10M at least for retirement

10M for living, house taxes, vacations, probably a boat.

10M for creating a company, funding it myself at first.

The 10M left I would probably share it with family. If I'm the only rich
person around my family that would suck. And I have a big family.

------
mooij
About $1m. Enough to buy a house and take care of
emergencies/unemployment/travel. I would drive me insane not to be able to
program, but it's nice to be picky about what programming you actually do.

------
joeclark77
Notice that not one reply here has quoted a figure in bitcoins.

------
mindcrime
I've always thought somewhere around $4M would be enough, but I'd feel more
comfortable with about $10M to allow for contingencies.

------
LyndsySimon
If I had 1k BTC, I'd be willing to quit my job and work solely on my passions
for a while.

If I had 5k BTC, I'd never need to make money again.

------
purringmeow
2 million Euro.
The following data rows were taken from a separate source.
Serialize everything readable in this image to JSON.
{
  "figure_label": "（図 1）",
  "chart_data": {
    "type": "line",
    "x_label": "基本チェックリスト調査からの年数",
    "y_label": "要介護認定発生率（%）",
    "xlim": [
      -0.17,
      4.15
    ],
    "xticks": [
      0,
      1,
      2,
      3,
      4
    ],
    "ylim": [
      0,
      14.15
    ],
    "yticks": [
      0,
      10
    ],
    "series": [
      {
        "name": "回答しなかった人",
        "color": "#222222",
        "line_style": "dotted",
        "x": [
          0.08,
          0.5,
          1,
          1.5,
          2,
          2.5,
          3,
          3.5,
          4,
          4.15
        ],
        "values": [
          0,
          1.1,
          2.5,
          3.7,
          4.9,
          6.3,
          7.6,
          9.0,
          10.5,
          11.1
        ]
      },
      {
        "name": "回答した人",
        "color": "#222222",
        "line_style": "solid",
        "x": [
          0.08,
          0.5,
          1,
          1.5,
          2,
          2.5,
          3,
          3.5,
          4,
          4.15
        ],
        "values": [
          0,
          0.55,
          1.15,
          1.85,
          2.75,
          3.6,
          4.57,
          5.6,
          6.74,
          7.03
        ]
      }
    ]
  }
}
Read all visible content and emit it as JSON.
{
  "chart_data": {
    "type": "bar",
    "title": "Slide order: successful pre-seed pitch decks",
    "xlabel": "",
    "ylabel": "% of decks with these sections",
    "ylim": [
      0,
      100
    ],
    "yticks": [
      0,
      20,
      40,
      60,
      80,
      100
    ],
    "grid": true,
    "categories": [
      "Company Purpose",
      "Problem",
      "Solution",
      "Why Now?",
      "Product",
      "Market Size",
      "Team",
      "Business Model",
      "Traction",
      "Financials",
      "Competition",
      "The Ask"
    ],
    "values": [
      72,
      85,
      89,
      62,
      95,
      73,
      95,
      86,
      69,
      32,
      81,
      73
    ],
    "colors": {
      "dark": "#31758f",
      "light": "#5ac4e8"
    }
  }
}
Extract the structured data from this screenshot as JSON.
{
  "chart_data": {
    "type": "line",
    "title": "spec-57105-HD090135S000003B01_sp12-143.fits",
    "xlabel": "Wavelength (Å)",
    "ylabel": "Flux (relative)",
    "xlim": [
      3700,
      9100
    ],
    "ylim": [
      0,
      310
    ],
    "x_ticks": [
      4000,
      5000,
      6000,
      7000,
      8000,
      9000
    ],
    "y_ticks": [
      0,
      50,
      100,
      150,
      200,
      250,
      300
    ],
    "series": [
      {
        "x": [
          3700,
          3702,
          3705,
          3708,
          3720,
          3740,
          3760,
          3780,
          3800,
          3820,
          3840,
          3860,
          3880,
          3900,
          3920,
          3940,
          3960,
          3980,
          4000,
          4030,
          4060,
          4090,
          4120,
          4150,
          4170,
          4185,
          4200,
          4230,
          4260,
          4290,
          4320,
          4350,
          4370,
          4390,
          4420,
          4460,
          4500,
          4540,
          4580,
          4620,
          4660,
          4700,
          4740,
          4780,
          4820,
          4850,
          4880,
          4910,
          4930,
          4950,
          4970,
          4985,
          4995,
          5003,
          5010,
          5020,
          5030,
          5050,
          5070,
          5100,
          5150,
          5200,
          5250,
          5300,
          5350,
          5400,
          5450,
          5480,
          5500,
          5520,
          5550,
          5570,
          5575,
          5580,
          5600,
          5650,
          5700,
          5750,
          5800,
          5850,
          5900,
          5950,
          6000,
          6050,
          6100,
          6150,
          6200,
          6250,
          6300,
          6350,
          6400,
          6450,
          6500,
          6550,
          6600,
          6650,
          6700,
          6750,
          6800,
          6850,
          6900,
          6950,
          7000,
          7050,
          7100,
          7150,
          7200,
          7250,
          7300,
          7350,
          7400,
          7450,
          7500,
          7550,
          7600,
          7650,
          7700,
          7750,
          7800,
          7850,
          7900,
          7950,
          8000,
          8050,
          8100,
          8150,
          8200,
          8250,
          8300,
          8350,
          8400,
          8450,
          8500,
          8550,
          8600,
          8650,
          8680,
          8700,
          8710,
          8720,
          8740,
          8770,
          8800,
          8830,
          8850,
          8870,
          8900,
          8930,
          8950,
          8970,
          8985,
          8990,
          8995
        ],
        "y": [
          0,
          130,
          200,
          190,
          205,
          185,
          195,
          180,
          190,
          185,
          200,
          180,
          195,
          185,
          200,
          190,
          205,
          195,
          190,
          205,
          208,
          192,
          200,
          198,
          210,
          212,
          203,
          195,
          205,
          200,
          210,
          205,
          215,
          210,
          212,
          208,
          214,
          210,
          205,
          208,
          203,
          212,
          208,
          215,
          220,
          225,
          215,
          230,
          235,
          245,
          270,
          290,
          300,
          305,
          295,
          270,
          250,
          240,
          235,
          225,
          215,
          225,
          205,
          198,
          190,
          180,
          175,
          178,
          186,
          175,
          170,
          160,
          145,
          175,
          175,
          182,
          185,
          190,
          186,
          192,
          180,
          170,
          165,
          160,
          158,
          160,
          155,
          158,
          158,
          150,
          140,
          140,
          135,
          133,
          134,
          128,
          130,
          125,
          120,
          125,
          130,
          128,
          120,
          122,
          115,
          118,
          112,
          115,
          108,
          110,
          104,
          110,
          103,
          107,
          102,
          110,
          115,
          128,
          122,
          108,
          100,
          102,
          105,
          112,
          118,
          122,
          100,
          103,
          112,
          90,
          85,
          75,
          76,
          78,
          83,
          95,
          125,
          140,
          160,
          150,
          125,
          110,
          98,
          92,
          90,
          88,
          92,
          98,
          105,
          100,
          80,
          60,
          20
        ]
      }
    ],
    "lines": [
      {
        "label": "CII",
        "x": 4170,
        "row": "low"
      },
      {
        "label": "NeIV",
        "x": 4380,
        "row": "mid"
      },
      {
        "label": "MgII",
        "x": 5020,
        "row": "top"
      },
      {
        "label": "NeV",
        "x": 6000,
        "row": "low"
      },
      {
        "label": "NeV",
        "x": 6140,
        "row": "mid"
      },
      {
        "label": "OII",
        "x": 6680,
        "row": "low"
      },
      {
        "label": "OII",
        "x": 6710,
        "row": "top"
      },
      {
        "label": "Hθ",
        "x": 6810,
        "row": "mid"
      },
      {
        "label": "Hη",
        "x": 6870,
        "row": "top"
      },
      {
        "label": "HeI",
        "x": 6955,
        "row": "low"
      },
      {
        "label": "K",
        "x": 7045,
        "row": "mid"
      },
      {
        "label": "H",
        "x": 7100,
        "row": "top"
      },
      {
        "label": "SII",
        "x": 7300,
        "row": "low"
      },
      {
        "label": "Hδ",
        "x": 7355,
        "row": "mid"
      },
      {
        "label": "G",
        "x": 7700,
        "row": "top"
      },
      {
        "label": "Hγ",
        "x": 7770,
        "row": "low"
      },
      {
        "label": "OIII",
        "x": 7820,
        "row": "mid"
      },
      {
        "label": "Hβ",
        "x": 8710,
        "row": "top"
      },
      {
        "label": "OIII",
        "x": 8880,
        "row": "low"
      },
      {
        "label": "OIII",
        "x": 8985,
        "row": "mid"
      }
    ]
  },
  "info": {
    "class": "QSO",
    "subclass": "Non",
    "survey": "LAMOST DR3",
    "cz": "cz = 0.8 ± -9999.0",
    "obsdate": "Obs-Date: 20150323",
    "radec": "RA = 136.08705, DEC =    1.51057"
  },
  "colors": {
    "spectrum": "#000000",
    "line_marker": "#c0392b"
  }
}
Just putting it in bank with 5% interest is 100,000 euro/year
- more than enough for me.

------
DiabloD3
$25m.

------
rbanffy
Last time I checked, $4M would be enough.

------
dar8919
North of 20M $

------
general_failure
200m usd

------
fuddle
$1m

------
lotsofmangos
£1

------
antidaily
However much Dan Bilzerian has.

------
pikachu_is_cool
$75,070 + however much taxes needed to purchase a Tesla Model S.

I literally would not need anything else. I could go wherever I wanted
whenever I wanted. I wouldn't have to pay for gas. I'd use Uber to drive
people around with zero expenses. I'd sleep in the spacious back seat.